As our booth bustled with foot traffic, one of our long-standing customers and early adopters of the web-based version of our software approached and said hello to our staff. He and I chatted for a bit about the industry, technology and, of course, the recent NFL playoff game in which our hometown Seahawks won in dramatic fashion. As we finished our pleasantries, our client asked if he could borrow one of our demo stations to briefly log on to his company’s instance of our software and approve a few invoices, payroll and other items. Of course, I obliged.
As he sat there working, I noticed a few other people casually watching what our customer was doing and the ease in which he was doing it, and they appeared intrigued by the construction software’s interface, the flow of data and how simple it all seemed. Without realizing it, our client had just effectively demoed the software and sold that message of accessibility to a handful of prospects.
Now forgive me for having lapsed into what sounds like a product pitch here – it’s just that this made me think about how far technology has come. Cloud computing allows us to access what was once restricted and isolated software by simply visiting a website and logging on from anywhere, anytime, and from virtually any connected device. Software is being redesigned and reimagined to work in this environment, giving people real time data, real time answers to questions and real time solutions.
This level of mobile accessibility allows people to be on the go rather than tied to an office, and further tied to a workstation. Concerns about security in the Cloud slowed its initial adoption, but most people have come to realize that their data is no more secure on the server in their office than on a server in a data center. In fact there are many reasons to believe that data centers can provide much better protection than most companies.
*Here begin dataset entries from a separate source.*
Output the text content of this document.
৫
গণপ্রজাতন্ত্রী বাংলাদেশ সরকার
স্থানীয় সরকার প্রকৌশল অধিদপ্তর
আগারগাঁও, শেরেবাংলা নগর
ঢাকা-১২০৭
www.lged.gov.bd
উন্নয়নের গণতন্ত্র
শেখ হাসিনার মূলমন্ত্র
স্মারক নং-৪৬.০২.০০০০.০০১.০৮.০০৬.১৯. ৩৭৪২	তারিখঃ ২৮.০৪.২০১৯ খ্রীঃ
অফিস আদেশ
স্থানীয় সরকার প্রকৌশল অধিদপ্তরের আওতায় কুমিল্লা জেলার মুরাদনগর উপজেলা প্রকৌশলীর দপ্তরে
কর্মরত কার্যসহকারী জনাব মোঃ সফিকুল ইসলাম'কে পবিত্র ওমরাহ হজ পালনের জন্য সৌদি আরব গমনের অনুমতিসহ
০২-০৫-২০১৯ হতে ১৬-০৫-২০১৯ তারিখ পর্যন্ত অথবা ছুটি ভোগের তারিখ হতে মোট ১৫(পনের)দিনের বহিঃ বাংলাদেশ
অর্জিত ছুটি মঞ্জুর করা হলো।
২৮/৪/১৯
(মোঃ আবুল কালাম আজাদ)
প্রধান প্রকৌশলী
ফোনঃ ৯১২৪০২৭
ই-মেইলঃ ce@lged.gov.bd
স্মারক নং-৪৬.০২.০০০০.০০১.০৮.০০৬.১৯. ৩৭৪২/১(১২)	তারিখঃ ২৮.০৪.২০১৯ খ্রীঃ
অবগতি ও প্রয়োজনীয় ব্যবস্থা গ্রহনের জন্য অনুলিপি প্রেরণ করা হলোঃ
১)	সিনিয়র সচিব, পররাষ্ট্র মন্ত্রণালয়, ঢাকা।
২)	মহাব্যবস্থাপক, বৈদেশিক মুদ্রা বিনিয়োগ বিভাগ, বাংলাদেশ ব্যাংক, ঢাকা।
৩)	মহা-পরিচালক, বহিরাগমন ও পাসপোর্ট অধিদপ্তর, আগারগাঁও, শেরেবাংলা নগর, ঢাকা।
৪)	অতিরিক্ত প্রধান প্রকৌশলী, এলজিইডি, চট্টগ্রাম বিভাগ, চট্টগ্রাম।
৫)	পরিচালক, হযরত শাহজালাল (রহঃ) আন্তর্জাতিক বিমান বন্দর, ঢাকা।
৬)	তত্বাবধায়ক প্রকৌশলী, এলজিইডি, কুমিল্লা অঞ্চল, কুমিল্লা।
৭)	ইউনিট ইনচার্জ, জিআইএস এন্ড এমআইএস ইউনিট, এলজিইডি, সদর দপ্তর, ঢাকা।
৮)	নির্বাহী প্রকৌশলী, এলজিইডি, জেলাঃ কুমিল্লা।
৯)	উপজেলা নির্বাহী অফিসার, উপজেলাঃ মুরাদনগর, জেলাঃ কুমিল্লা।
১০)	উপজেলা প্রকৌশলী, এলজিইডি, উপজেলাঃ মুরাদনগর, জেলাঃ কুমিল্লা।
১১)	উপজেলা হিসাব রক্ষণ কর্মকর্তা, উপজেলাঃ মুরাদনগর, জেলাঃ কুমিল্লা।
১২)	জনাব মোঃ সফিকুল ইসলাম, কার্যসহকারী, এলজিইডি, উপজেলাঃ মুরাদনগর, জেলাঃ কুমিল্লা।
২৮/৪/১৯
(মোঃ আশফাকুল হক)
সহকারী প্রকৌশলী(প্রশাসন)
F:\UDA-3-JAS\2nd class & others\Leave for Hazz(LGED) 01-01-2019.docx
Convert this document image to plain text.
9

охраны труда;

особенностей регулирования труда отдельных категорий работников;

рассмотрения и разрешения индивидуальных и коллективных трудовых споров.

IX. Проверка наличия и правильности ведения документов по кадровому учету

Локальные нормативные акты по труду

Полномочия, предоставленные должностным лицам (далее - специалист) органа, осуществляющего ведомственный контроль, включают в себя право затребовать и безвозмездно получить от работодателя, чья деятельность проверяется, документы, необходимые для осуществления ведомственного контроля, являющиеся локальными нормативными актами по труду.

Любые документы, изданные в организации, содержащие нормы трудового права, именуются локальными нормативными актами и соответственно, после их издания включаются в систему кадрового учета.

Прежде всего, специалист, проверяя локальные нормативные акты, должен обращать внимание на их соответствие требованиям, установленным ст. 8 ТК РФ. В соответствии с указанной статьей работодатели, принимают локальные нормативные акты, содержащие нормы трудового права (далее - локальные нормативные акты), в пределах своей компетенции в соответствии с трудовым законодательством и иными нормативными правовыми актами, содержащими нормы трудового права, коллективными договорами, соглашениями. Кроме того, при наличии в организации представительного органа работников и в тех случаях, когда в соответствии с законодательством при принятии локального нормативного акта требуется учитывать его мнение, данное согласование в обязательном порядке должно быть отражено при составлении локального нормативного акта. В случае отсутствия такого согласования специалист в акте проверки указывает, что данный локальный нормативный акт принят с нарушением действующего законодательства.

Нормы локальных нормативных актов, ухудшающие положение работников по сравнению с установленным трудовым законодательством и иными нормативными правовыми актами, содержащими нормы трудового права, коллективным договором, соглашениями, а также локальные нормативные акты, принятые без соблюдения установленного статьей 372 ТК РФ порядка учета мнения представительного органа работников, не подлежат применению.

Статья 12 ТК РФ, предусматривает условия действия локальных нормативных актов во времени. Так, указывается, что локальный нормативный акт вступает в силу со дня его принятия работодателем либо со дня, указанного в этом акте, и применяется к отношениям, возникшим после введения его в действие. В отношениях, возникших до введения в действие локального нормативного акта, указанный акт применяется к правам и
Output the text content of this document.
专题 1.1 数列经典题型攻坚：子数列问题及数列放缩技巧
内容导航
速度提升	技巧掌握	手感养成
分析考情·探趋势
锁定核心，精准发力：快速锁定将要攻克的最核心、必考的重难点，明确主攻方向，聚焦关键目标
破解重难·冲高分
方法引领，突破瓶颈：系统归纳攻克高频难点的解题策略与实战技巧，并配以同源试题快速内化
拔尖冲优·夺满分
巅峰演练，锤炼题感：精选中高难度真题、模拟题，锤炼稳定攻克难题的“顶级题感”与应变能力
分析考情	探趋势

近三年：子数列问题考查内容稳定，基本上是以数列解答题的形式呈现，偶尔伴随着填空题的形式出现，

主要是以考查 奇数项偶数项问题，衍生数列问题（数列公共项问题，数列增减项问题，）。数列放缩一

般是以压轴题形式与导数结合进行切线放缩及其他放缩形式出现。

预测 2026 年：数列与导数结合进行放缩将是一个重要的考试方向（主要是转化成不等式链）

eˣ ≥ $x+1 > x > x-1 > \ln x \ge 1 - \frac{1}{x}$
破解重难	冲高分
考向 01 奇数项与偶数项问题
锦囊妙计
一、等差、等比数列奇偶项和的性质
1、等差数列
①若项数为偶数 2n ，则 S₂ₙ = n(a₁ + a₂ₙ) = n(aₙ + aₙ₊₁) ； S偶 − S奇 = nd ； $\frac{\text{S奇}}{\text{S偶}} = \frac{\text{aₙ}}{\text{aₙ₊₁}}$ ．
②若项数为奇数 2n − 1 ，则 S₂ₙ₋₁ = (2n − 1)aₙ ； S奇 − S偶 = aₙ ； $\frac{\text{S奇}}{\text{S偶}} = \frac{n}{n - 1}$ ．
And after all, how many of us use online banking services, trusting servers outside of our control to manage our personal funds? My hand is raised…
There were also concerns about juggling too much data in the field or on the go, but that’s where specialized apps for specific purposes are coming into play. These apps can be tied together and synched with the more powerful software back in the office to create a free-flowing data exchange that fosters genuine collaboration and relevant, reliable workflows—no matter where you happen to be working.
However, as our client unwittingly demonstrated, the message of accessibility on the go is even more powerful when experienced in person.